In apparently first professionally published article by [Morgan Wilson] good essay explaining

  • Weblog terminology
  • Weblog history links
  • Weblog applicability to Law Librarianship

Good things about blogging: QUOTE [Morgan Wilson]

  • Blogging software makes it very easy to maintain a blog.
  • Blogging blurs the distinctions between reader, author, and commentator.
  • Informality – most blogs have no pretensions about being polished work and there is a general understanding that blog information is not to be taken at face value.
  • News feeds offered by some blogs can help with the information overload problem.
  • Blogs can be very current and are a good way of keeping one’s finger on the pulse of developments affecting the profession.
  • Blogging can be fun and opens a door into the blog community.

Bad things about blogging:

  • Blogging is too easy – anybody can maintain a blog.
  • The informal nature of blogs makes it possible for the blogger to add inane or inaccurate comments, or even do more sinister actions like alter /distort another person’s words.
  • There is a lot of redundancy in blogs – many point to and feed off each other – although this is not always a bad thing.
  • Combined with listservs, group emails, automated searches, clipping services, print and electronic journals, and everything else, blogs simply add to the information overload that all law librarians (also known as human filters) must deal with daily.
  • The power of blogging can be abused. Blogs have been to create Google Bombs, a deliberate way of associating one item (usually unfavorably) with another unlike item

UNQUOTE [Morgan Wilson]

 

I disagree about how easy.  I think this is a user beholder issue, in that there is a big learning curve to get into it, and not well defined where the threshholds are.

 

In PC hardware world there are standards of stuff to have to be able to accomplish certain tasks.

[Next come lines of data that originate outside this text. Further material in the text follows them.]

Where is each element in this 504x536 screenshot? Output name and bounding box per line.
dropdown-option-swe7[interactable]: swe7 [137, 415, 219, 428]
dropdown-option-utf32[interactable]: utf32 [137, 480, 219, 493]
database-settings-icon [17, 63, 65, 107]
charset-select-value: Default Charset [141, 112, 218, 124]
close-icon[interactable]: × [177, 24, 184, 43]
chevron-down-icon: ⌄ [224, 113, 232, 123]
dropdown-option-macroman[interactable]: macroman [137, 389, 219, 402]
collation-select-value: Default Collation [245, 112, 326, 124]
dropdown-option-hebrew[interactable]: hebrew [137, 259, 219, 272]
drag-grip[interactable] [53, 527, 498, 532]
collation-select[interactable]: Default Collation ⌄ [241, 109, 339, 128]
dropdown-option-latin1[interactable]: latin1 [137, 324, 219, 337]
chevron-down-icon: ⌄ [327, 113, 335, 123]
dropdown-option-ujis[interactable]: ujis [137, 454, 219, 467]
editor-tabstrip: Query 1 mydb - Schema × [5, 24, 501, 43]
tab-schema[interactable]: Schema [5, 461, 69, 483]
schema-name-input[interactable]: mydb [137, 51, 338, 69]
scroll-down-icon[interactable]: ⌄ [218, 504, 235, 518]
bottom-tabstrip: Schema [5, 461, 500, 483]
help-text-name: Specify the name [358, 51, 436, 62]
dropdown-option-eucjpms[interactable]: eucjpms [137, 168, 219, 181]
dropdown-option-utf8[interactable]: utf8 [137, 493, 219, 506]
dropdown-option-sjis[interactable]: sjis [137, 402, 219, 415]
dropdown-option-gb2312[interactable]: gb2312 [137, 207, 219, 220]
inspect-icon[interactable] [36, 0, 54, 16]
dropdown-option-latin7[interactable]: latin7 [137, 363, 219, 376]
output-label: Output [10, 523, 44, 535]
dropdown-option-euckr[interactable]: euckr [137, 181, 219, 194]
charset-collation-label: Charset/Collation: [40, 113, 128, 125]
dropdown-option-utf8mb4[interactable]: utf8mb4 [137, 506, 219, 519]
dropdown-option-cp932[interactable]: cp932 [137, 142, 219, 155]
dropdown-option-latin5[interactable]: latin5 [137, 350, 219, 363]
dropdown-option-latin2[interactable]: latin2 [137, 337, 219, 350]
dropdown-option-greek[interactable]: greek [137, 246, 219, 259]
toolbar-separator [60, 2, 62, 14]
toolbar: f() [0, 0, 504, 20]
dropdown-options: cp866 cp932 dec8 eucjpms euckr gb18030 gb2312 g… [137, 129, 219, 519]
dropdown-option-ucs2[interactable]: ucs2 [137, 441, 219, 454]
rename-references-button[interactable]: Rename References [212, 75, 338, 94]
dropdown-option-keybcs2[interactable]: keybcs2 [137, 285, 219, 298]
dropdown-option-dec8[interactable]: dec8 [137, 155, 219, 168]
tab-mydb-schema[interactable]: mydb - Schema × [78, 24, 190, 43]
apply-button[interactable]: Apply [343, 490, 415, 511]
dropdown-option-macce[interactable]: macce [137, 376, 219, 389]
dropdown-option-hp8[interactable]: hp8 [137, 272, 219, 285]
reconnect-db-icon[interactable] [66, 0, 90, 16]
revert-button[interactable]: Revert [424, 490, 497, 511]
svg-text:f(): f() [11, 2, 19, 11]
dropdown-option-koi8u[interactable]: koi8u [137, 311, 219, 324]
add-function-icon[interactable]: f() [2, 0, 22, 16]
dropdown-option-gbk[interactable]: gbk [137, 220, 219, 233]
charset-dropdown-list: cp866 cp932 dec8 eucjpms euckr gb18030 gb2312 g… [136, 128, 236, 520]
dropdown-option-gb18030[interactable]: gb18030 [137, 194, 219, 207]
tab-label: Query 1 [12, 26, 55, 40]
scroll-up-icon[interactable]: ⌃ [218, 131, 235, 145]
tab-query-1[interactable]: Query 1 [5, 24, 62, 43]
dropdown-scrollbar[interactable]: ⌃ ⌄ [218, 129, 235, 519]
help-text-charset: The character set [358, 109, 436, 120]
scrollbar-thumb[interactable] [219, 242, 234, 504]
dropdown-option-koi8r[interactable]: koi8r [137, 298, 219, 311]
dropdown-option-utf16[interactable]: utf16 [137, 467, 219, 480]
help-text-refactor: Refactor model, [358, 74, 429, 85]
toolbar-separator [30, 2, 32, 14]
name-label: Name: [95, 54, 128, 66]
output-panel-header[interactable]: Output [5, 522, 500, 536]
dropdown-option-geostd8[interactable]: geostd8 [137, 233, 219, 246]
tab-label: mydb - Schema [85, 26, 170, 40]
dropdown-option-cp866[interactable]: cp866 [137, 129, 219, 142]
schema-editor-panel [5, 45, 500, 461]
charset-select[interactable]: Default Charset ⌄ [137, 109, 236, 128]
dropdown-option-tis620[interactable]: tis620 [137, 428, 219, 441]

In Blogging documentation world it is not at all clear what the prerequisites are to learning how to do things.

 

Anything can be abused.  e-mail viruses, spam, flames, crackers, denial of service attacks

some aspects of computing can be abused far worse than blogging.

YOU decide what you want to subscribe to, turn off a subscription if too much duplication, or it diverges from your interests.

TOOLS available to manage the information overload

 

Something else about RSS ... I am getting a list serve archives in headline form, like how we get USA Today headlines.